To find the best name for your yoga class, follow the steps below.
First, get a sheet of paper and draw a line down the middle. On the right side, note down feelings that you want your class to evoke. On the left, write down what the session will entail. If you’re stuck for words, use a thesaurus to help you with alliteration and rhyming.
If you’re using a language that isn’t your first language, make sure your terminology and spelling are correct. This is particularly important if you’re including Sanskrit words.
Once you’ve found a name you love, check that it’s not trademarked. This can be done via the gov.uk website or the Intellectual Property Office’s online journal. If you have a name that you love, register it to protect your idea.
So, there you have it – the business of yoga: how to name a yoga class. When naming your class, remember that your name is a reflection of your style. People will get an idea of what your class entails simply by reading the name. If you come up with something that doesn’t reflect your vibe, you’ll end up attracting the wrong type of students.

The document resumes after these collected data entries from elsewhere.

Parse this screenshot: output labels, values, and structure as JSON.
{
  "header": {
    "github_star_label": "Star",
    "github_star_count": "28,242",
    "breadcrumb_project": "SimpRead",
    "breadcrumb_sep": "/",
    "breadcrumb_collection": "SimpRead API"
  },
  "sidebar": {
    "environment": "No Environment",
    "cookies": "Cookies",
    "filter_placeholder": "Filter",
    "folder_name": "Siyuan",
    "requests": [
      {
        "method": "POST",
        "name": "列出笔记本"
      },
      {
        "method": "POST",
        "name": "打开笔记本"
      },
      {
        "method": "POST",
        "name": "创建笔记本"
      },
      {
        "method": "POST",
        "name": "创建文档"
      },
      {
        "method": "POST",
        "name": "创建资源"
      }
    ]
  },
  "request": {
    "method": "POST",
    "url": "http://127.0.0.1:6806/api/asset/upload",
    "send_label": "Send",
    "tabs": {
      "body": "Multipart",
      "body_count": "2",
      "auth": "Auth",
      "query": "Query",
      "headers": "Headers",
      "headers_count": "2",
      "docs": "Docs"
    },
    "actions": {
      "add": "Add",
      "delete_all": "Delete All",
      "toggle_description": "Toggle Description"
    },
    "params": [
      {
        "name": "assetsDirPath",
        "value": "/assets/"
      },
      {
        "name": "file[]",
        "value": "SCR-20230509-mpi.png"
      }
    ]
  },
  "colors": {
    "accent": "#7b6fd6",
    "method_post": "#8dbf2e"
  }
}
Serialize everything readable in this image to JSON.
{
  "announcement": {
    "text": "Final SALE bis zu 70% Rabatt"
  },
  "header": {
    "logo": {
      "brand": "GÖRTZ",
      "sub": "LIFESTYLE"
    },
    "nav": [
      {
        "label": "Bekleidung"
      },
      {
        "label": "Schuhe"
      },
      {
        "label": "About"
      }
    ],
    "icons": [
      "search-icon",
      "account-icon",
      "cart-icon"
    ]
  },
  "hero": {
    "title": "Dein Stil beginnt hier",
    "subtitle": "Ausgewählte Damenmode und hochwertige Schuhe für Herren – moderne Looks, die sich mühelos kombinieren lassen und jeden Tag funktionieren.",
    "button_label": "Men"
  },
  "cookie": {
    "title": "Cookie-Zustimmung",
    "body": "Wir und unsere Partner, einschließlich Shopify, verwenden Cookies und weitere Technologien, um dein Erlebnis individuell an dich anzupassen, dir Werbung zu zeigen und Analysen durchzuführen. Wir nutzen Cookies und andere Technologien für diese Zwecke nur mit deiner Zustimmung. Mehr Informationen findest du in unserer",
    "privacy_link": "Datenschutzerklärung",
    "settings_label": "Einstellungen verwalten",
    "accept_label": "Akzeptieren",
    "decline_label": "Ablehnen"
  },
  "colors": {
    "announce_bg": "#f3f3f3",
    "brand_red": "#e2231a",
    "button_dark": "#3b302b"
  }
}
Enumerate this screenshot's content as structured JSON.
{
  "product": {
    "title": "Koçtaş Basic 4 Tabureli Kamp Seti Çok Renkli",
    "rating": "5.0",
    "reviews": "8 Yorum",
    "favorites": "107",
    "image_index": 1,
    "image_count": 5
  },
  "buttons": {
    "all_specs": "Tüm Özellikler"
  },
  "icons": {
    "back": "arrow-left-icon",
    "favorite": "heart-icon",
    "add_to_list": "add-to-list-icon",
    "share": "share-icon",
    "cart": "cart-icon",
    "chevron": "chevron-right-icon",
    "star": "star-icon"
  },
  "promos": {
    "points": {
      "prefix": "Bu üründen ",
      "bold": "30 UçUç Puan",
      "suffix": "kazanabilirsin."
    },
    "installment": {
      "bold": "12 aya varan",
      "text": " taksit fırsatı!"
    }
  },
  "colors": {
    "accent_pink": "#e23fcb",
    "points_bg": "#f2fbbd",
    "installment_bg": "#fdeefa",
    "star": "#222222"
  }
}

If you work in a studio or gym where the classes are already named, ask your manager if they are open to using a new one. If they say no, don’t panic. You can still use your new name online and on your business cards and yoga gift cards. For instance, if the class is pre-named “Vinyasa Flow” and your brand is named “Flow Fitness”, you can advertise your class as “Vinyasa Flow with Flow Fitness”. Just make sure that your name fits the nature of your class and you’ll be just fine.